I decline to accept the defendant’s argument and the reasoning of Laguna (supra). Common sense is not exhausted by dictionary definitions. (See, McKinney’s Cons Laws of NY, Book 1, Statutes § 234.) Common sense, in my opinion, dictates that three related factors should be considered when determining whether a particular item constitutes metal knuckles. Firstly, a blow by a fist wearing the instrument must cause metal to come into contact with the victim’s body. I note, parenthetically, that an item need not be made entirely of metal to be considered metal knuckles. Such an item would qualify as metal knuckles if metal parts worn on or near the fist would enhance the harmful effect if a blow were to be struck. (See, People v Quinones, supra.) Secondly, the instrument must be designed so that it readily can *737be used offensively against the human body. Thirdly, the design of the instrument must be such that it cannot reasonably be put to any use other than to enable the wearer to inflict a blow with a fist covered by metal or pieces of metal. The second and third factors, which overlap to a certain extent, will ensure that jewelry and other items which are “innocently possessed [will not] provide the basis for police action.” (People v Guevara, 86 Misc 2d, at p 1045.)
Having considered the foregoing factors, I conclude that the item allegedly possessed by the defendant sufficiently qualifies as metal knuckles so as to warrant the denial of his motion to dismiss.
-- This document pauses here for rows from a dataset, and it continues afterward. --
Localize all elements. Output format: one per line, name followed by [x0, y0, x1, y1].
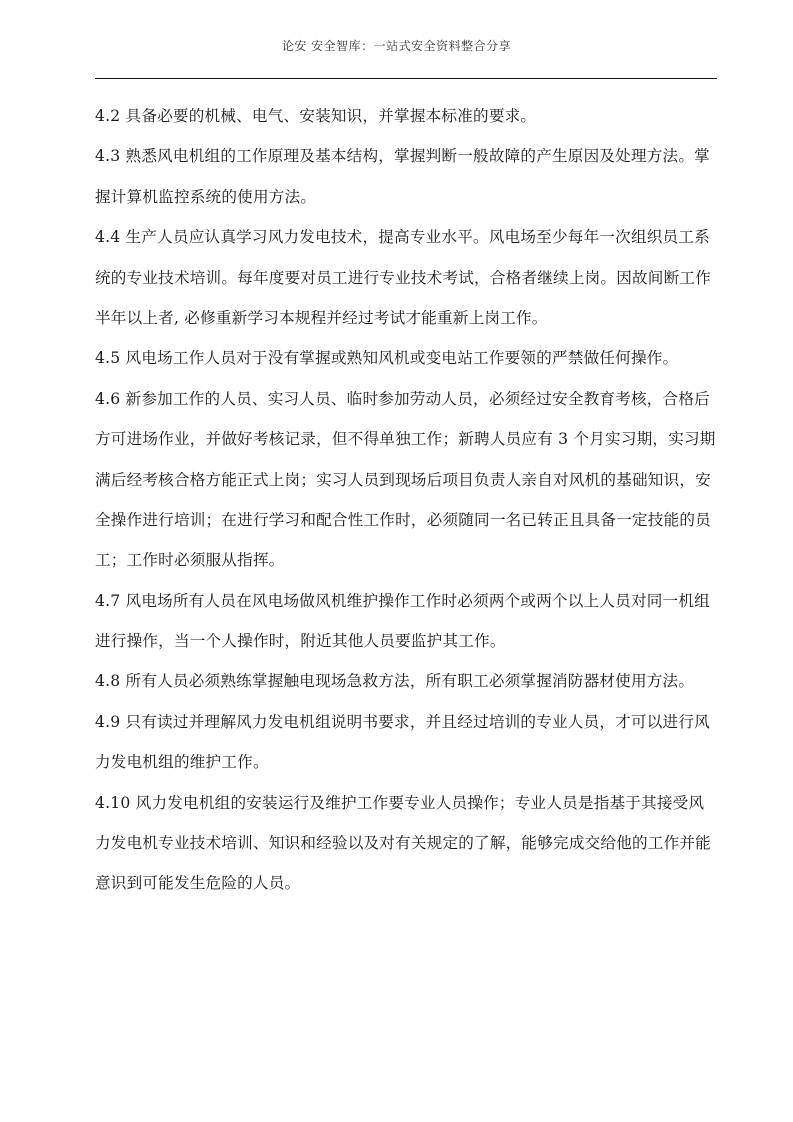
text-line: 统的专业技术培训。每年度要对员工进行专业技术考试，合格者继续上岗。因故间断工作 — [95, 265, 719, 305]
header-divider — [95, 78, 717, 79]
paragraph-4-2: 4.2 具备必要的机械、电气、安装知识，并掌握本标准的要求。 — [95, 103, 719, 143]
paragraph-4-6: 4.6 新参加工作的人员、实习人员、临时参加劳动人员，必须经过安全教育考核，合格… — [95, 386, 719, 588]
text-line: 4.7 风电场所有人员在风电场做风机维护操作工作时必须两个或两个以上人员对同一机… — [95, 588, 719, 628]
document-body: 4.2 具备必要的机械、电气、安装知识，并掌握本标准的要求。 4.3 熟悉风电机… — [95, 103, 719, 911]
paragraph-4-8: 4.8 所有人员必须熟练掌握触电现场急救方法，所有职工必须掌握消防器材使用方法。 — [95, 668, 719, 708]
text-line: 4.9 只有读过并理解风力发电机组说明书要求，并且经过培训的专业人员，才可以进行… — [95, 709, 719, 749]
paragraph-4-7: 4.7 风电场所有人员在风电场做风机维护操作工作时必须两个或两个以上人员对同一机… — [95, 588, 719, 669]
text-line: 4.4 生产人员应认真学习风力发电技术，提高专业水平。风电场至少每年一次组织员工… — [95, 224, 719, 264]
paragraph-4-5: 4.5 风电场工作人员对于没有掌握或熟知风机或变电站工作要领的严禁做任何操作。 — [95, 345, 719, 385]
text-line: 全操作进行培训；在进行学习和配合性工作时，必须随同一名已转正且具备一定技能的员 — [95, 507, 719, 547]
text-line: 工；工作时必须服从指挥。 — [95, 547, 719, 587]
text-line: 4.10 风力发电机组的安装运行及维护工作要专业人员操作；专业人员是指基于其接受… — [95, 790, 719, 830]
text-line: 力发电机专业技术培训、知识和经验以及对有关规定的了解，能够完成交给他的工作并能 — [95, 830, 719, 870]
text-line: 方可进场作业，并做好考核记录，但不得单独工作；新聘人员应有 3 个月实习期，实习… — [95, 426, 719, 466]
text-line: 4.2 具备必要的机械、电气、安装知识，并掌握本标准的要求。 — [95, 103, 719, 143]
text-line: 4.8 所有人员必须熟练掌握触电现场急救方法，所有职工必须掌握消防器材使用方法。 — [95, 668, 719, 708]
text-line: 半年以上者, 必修重新学习本规程并经过考试才能重新上岗工作。 — [95, 305, 719, 345]
paragraph-4-9: 4.9 只有读过并理解风力发电机组说明书要求，并且经过培训的专业人员，才可以进行… — [95, 709, 719, 790]
text-line: 4.5 风电场工作人员对于没有掌握或熟知风机或变电站工作要领的严禁做任何操作。 — [95, 345, 719, 385]
page-header: 论安 安全智库：一站式安全资料整合分享 — [0, 37, 793, 54]
text-line: 满后经考核合格方能正式上岗；实习人员到现场后项目负责人亲自对风机的基础知识，安 — [95, 467, 719, 507]
text-line: 进行操作，当一个人操作时，附近其他人员要监护其工作。 — [95, 628, 719, 668]
paragraph-4-3: 4.3 熟悉风电机组的工作原理及基本结构，掌握判断一般故障的产生原因及处理方法。… — [95, 143, 719, 224]
text-line: 力发电机组的维护工作。 — [95, 749, 719, 789]
paragraph-4-4: 4.4 生产人员应认真学习风力发电技术，提高专业水平。风电场至少每年一次组织员工… — [95, 224, 719, 345]
text-line: 4.3 熟悉风电机组的工作原理及基本结构，掌握判断一般故障的产生原因及处理方法。… — [95, 143, 719, 183]
paragraph-4-10: 4.10 风力发电机组的安装运行及维护工作要专业人员操作；专业人员是指基于其接受… — [95, 790, 719, 911]
text-line: 4.6 新参加工作的人员、实习人员、临时参加劳动人员，必须经过安全教育考核，合格… — [95, 386, 719, 426]
text-line: 握计算机监控系统的使用方法。 — [95, 184, 719, 224]
text-line: 意识到可能发生危险的人员。 — [95, 870, 719, 910]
Were a blow to be struck by a person wearing this item, the metal spikes covering his fist would surely come in contact with the victim’s body. It is apparent that this item readily can be used as a weapon. In other words, no material alterations need be made to it before it could be used in striking. Moreover, from the very design of the item — the fact, for example, that the pointed metal spikes are carefully positioned so as to be held in place over the fist and knuckles — one can legitimately conclude that its only reasonable use is to enhance the wearer’s ability to injure a victim.
Because the issue before me is whether the accusatory instrument should be dismissed as defective, I make no ultimate finding of fact that the item constitutes metal knuckles. Only the trier of fact may make such a finding. (See, People v McPherson, 220 NY 123 [1917]; People v Guevara, at p 1045.) My decision is limited to the issue presented — the sufficiency of the accusatory instrument. Consequently, the parties will be free at trial to present evidence to the trier of fact, whether judge or jury, concerning the nature of the item in question. It is conceivable, for example, that the defendant might wish to present evidence that there are legitimate uses for the item. However, for the reasons previously stated, I conclude that the accusatory instrument suffices to warrant a trial.